Indian bonds could be set for a correction, amid a steady rise in global bond yields and the recent steep rally in Indian bonds, even as there could be scope for a small rate cut by the Reserve Bank of India ( RBI), say bond traders.
The bond market has rallied quite sharply in the past few months and there is limited room for yields to fall now. Yields fall as prices rise.
The 10- year bond yield was at around 7.9 per cent level in February. Now, the cut- off in the new 10- year bond is at 6.9 per cent, indicating bond yields have fallen a full percentage point in the past few months.
The yields on the 10- year bond closed at 7.05 per cent on Friday. According to India Ratings & Research ( Ind- Ra), the rate cycle could soon turn.
“Inflation has bottomed out, leaving the RBI with less room to undertake further rate cuts,” said the rating agency.
“Ind- Ra believes that in such a scenario, companies may lock in their long- term funding at the current rates, before the cycle turns,” it said in its report on Thursday.
The reason for the bull run in domestic bonds was the change in liquidity stance by the central bank and continued secondary market purchase of bonds that infused so much liquidity in the banking system that it went from liquidity deficit to surplus mode.
But that stimulus is unlikely to aid bonds much, Ind- Ra added.
After remaining in the negative zone, global bond yields have also started rising.
The US treasury yields traded at their highest since June, while the Japanese 30- bond yields rose sharply this week.
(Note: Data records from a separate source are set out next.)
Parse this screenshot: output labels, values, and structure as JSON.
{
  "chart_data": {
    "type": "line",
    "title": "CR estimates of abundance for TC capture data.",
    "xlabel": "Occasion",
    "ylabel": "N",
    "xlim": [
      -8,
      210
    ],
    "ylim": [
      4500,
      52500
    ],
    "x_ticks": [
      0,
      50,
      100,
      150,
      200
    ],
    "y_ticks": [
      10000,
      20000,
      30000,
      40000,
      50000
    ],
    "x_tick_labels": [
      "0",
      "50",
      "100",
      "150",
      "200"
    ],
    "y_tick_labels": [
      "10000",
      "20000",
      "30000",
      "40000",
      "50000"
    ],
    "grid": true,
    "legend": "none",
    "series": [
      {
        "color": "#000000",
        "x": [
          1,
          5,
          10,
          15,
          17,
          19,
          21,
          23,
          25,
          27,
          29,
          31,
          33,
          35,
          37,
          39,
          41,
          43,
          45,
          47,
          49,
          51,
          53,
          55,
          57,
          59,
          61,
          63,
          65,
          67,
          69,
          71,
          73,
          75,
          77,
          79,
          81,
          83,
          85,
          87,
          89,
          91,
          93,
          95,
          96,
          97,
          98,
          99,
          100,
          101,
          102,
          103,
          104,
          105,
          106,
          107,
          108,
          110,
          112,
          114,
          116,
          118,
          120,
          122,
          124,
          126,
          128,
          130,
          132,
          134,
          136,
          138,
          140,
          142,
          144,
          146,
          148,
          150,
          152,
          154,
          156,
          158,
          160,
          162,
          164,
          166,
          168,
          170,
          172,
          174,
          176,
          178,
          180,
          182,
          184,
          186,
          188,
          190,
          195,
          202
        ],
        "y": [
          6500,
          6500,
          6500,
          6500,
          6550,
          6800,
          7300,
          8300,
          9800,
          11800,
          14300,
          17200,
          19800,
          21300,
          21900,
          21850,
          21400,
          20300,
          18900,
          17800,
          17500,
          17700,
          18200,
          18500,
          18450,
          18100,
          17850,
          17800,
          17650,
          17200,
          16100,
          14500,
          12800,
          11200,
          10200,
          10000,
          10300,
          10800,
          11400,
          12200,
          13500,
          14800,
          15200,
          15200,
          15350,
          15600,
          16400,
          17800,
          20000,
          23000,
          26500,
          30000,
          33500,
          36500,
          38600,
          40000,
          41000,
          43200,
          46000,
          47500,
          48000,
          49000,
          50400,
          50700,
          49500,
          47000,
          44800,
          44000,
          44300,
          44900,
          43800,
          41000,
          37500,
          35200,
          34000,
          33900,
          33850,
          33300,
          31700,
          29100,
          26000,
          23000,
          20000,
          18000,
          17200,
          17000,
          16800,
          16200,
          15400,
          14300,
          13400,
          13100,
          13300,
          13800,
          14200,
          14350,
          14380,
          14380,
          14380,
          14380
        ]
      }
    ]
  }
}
German ‘ bunds’, after remaining in the negative territory for an extended period, also turned positive, as expectations of a US Fed rate hike took hold.
This will have its impact on local bond yields as well. However, not all share that logic. “ When global bond yields were falling, our yields were rising. So, there is no reason to believe we will follow global yields this time,” said Devendra Dash, senior bond trader at DCB Bank.
However, according to a senior bond trader with a foreign bank, bond yields should fall now, as the “fundamentals have started vanishing”, with drop in industrial production and expectations that inflation could rise in the coming months, once the base effect wears off.
Surely, a tell- tale sign of an impending correction, albeit not avery sharp one, shows in the overnight index swap (OIS), which is used to hedge bond investment.
It is a floating rate, used to swap with fixed- rate bonds.
The five- year OIS is now at 6.39 per cent, whereas the policy rate ( considered an overnight rate) is 6.50 per cent. The one- year OIS is about 6.47 per cent. This means that a segment of the market does not expect rates to fall much.